Digital Due Diligence: What Investors Actually Need to See

Introduction

Traditional commercial and operational due diligence often overlooks digital performance — or treats it as a marketing concern. This is a mistake.

Digital capability increasingly determines:

  • Speed of value creation
  • Risk exposure
  • Exit attractiveness

Digital due diligence is no longer optional.


Why Digital Is Often Missed

In many deals:

  • Digital is assessed superficially
  • Platform metrics are taken at face value
  • Data quality is assumed
  • Execution capability is overstated

The result is a post-acquisition reality gap.

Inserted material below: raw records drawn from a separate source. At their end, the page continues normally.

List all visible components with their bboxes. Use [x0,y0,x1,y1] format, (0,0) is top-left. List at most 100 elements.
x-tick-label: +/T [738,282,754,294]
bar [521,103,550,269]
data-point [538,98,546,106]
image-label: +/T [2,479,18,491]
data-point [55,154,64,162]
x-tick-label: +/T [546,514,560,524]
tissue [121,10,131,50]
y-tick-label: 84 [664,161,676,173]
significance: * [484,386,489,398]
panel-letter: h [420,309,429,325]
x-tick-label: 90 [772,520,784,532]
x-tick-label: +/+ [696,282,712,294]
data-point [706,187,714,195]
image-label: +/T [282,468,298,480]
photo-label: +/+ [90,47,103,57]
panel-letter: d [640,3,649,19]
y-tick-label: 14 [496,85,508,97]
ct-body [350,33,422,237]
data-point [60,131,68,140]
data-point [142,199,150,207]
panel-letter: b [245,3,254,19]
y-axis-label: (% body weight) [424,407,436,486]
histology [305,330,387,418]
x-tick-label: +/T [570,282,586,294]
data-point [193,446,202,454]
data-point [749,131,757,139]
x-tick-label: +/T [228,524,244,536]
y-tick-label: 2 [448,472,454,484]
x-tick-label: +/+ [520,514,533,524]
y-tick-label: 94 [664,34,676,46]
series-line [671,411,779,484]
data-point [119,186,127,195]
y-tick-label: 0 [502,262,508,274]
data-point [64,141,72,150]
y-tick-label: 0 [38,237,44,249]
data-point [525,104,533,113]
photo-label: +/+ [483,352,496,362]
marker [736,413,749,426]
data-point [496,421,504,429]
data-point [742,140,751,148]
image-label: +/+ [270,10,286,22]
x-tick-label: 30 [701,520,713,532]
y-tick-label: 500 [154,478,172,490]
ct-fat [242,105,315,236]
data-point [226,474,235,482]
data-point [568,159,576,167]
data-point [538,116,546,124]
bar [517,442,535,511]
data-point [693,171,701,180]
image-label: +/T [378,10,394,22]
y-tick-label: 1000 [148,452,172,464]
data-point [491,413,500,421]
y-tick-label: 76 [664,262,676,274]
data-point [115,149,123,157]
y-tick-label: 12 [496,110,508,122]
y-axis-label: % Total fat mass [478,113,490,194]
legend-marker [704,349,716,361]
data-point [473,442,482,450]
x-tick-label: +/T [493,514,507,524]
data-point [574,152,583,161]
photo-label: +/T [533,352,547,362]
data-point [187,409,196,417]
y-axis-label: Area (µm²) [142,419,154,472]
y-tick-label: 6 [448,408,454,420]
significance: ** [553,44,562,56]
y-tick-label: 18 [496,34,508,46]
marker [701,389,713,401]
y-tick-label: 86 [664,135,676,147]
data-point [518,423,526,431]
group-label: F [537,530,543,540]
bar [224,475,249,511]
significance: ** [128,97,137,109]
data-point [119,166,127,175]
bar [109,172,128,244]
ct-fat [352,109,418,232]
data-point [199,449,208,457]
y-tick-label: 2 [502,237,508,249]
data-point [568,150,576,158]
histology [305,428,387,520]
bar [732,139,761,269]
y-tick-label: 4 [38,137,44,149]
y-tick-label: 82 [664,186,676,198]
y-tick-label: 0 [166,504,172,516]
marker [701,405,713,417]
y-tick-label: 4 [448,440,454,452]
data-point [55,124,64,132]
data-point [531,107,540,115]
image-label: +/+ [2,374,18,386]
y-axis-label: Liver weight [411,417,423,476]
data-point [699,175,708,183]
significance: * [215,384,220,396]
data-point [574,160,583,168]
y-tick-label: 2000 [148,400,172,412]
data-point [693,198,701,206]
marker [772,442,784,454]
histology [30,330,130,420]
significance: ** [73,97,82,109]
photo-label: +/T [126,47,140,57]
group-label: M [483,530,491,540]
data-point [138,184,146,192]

The Five Digital Areas That Matter

When EVOS supports digital due diligence, we focus on:

  1. Revenue quality by channel
  2. Margin and unit economics
  3. Attribution and data integrity
  4. Operational scalability
  5. Team and execution capability

These directly affect valuation and speed to impact.


Common Red Flags

  • Marketplace growth with declining contribution margin
  • Paid media without incrementality testing
  • Fragmented analytics and reporting
  • Over-reliance on agencies or single individuals
  • No clear digital roadmap post-close

Each red flag increases execution risk during the hold period.


From DD to 100-Day Plan

Effective digital due diligence feeds directly into:

  • Priority setting
  • Early wins
  • Resource allocation
  • Risk mitigation

Without this linkage, DD insights are wasted.


EVOS Perspective

Digital DD should not produce a report — it should produce actionable priorities.

We treat digital as a value creation lever, not a marketing channel.